Abstract

Coral propagation via nurseries and out-planting practices has increased worldwide in the last decade to improve stakeholder-led stewardship aimed at retaining or rehabilitating local reef site health. Until 2017/18, stewardship activities by the tourism industry on the Great Barrier Reef (GBR) have been restricted to operations such as corallivore control and environmentally responsible operations. However, back-to-back bleaching events in 2016/17 catalysed implementation of coral propagation at “high-value” tourism sites, with the goal to overcome conventional cost-efficiency limitations associated with growing and re-planting (out-planting) coral via a novel tourism-research partnership model, “Coral Nurture Program” (CNP) in Far North Queensland. Staged implementation across partners (Phase 1 – “development” via 1 operator; Phase 2 – “adoption” via 4 further operators) resulted in establishment of 72 coral nurseries stocked with >4500 coral fragments from >36 species and out-planting of 21,020 coral fragments of >29 species using a rapid deployment device (Coralclip®). Key elements to the success of CNP were identified through regular partner meetings, and included utilising complimentary expertise, resources and knowledge essential to the continued improvement of best practice and standard operating procedures from both researchers and operators. Here, we specifically examine activity of the CNP from its inception (February 2018) until December 2020, to compare and evaluate how collective propogation by multiple tourism operators coupled with research validation can collaboratively enhance site stewardship at scale across GBR high-value tourism sites.

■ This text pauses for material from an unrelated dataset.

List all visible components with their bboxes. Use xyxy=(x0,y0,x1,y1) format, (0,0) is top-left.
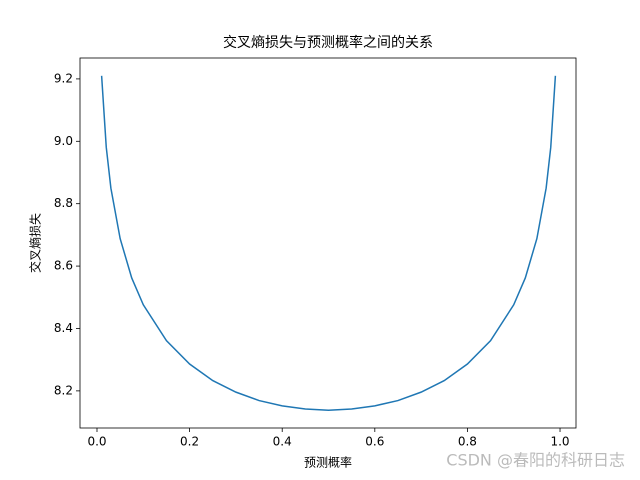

Similarities are drawn between our CNP model and other stewardship-based management models, including adherence to a “code of operation” that ensures trust and equitability across partners. Novel aspects driving CNP success include the flexibility in adoption of CNP workflows to suit individual business preferences (e.g.conducting activity during normal day to day tourism operations versus tourism downturns (e.g. COVID-19)), and use of research to guide objective improvements in site (operator)-specific effectiveness of out-planting and nursery success. In doing so, we use CNP to identify how our tourism-research coral propagation approach could aid stewardship-based management of other reefs where economies are reliant on tourism.